As another commenter has pointed out, the definition of a tree in mathematics is somewhat different...a tree need not have a root.
Out of curiosity does that definition come from somewhere specific? I would argue that strictness and undirectedness are not prerequisites for a data structure to be called a tree.
For example, B-trees are directed trees, and Huffman Coding is based on a weighted tree structure.
I gave my good faith understanding of what a tree is, but your comment made me think more about it, and to look it up.
From chapter two of the book "Algorithmic Graph Theory and Sage" [1]; it states the following concerning directedness:
"A directed tree is a digraph which would be a tree if the directions on the edges were ignored." ... which is the correct definition from my understanding.
However, the authors go on to say:
"A rooted tree can be regarded as a directed tree since...Directed trees are pervasive in theoretical computer science, as they are useful structures for describing algorithms and relationships between objects in certain datasets."
So, colloquially (but perhaps not formally), one can refer to a directed, rooted, connected, acyclic graph as a tree.
Concerning weights, wolfram provides a definition of a strict graph [2] which specifies the unweighted qualifier (and undirected qualifier):
"A simple graph, also called a strict graph (Tutte 1998, p. 2), is an unweighted, undirected graph..."
The wolfram definition of a tree [3] includes the 'simple' qualifier:
Tree "is a simple, undirected, connected, acyclic graph..."
So, I would suggest formally, a tree cannot have weights (recall that weights are basically labels assigned to the edges).
Incidentally, I took down from the shelf my copy of The Art of Computer Programming (TAOCP) Volume One, and section 2.3 deals with trees exclusively. Donal Knuth asserts that trees are 'the most important nonlinear structures that arise in computer algorithms'. I skimmed the entire section and although he makes reference to weighted path lengths, I did not see any mention of weighted trees.
So, to my understanding, the original definition I proposed is valid, but I am very open to correction.
Concerning spanning trees and Huffman Coding - the tree are constructed from weighted graphs (not that the trees are weighted themselves). However, I understand where you are coming from, where again colloquially (but perhaps not formally), people often refer to and construct weighted trees.

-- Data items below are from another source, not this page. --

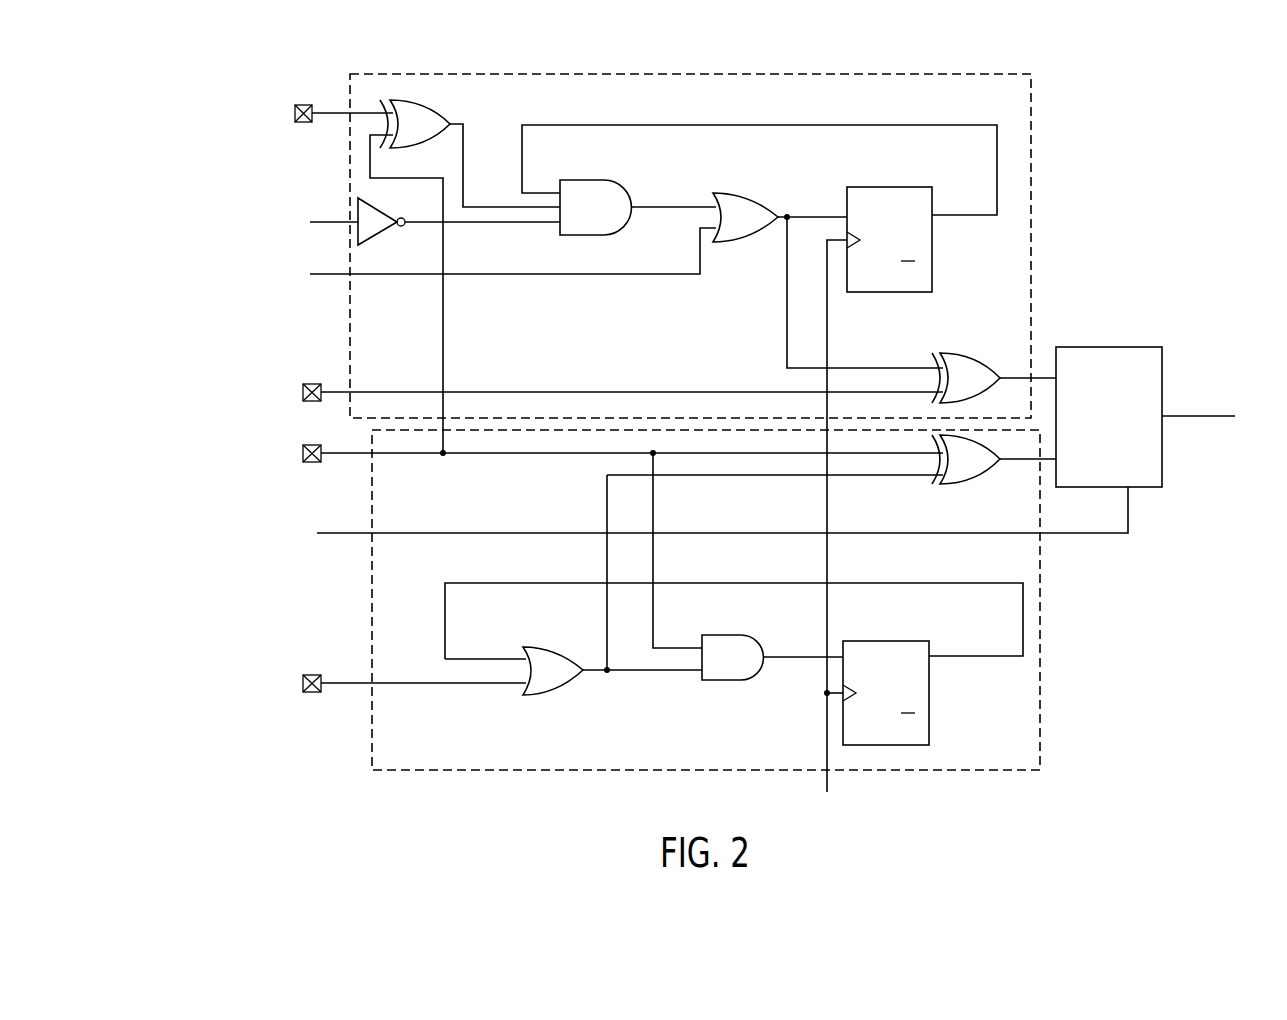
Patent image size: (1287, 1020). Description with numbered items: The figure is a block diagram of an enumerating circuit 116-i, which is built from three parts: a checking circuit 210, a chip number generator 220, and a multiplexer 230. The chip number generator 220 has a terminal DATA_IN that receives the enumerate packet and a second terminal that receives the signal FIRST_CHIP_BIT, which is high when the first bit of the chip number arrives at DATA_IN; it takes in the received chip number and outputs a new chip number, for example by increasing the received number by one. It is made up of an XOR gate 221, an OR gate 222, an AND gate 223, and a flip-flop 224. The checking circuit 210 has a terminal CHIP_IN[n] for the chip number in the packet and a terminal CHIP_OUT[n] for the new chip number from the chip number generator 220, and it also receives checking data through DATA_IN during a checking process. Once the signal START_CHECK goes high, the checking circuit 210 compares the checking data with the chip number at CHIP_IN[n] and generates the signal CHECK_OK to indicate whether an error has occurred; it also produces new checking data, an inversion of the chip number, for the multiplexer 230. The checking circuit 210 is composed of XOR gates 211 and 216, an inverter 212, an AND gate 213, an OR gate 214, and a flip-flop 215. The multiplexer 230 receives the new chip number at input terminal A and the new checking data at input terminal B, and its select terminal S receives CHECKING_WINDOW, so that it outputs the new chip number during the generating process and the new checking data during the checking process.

The enumerating circuit 116-i is at (200, 132).
The checking circuit 210 is at (1031, 99).
The XOR gate 211 is at (416, 106).
The inverter 212 is at (378, 205).
The AND gate 213 is at (590, 180).
The OR gate 214 is at (747, 196).
The flip-flop 215 is at (898, 187).
The XOR gate 216 is at (966, 360).
The chip number generator 220 is at (1040, 589).
The XOR gate 221 is at (988, 471).
The OR gate 222 is at (545, 649).
The AND gate 223 is at (724, 636).
The flip-flop 224 is at (865, 641).
The multiplexer 230 is at (1113, 347).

At the beginning of Section 2.3.4 in TAOCP, Knuth makes the following important point concerning graph theory:
"Unfortunately, there will probably never be a standard terminology in this field, and so the author has followed the usual practice of comtemporary books on graph theory, namely to use words that are similar but not identical to the terms used in any other books on graph theory...the nomenclature used here is also biased towards computer applications".
So, in summary, my definition of a tree is open to debate :)
I am grateful for your question because in seeking out the answer, it has deepened my understanding of what a tree is.
[1] Algorithmic Graph Theory and Sage" by David Joyner, Minh Van Nguyen, David Phillip; Version 0.8-r1991;
A tree is a type of graph. Is the headline meant to reveal the fact that not all graphs are trees (which is obvious) or is it meant like "not all graphs are trees, and here's how you deal with those non-tree graphs?" Even then I'm confused about the title of the article.
For anyone getting caught up in the notation, note that the actual example expressions are immaterial; you might as well replace the strange looking relational algebra operators with "="s or "+"s. At it's core the article is covering different ways to represent graphs, and demonstrating that one particular method allows concise representation of graphs that aren't easily represented by linear expressions (linear in the graph sense, not the linear algebra sense).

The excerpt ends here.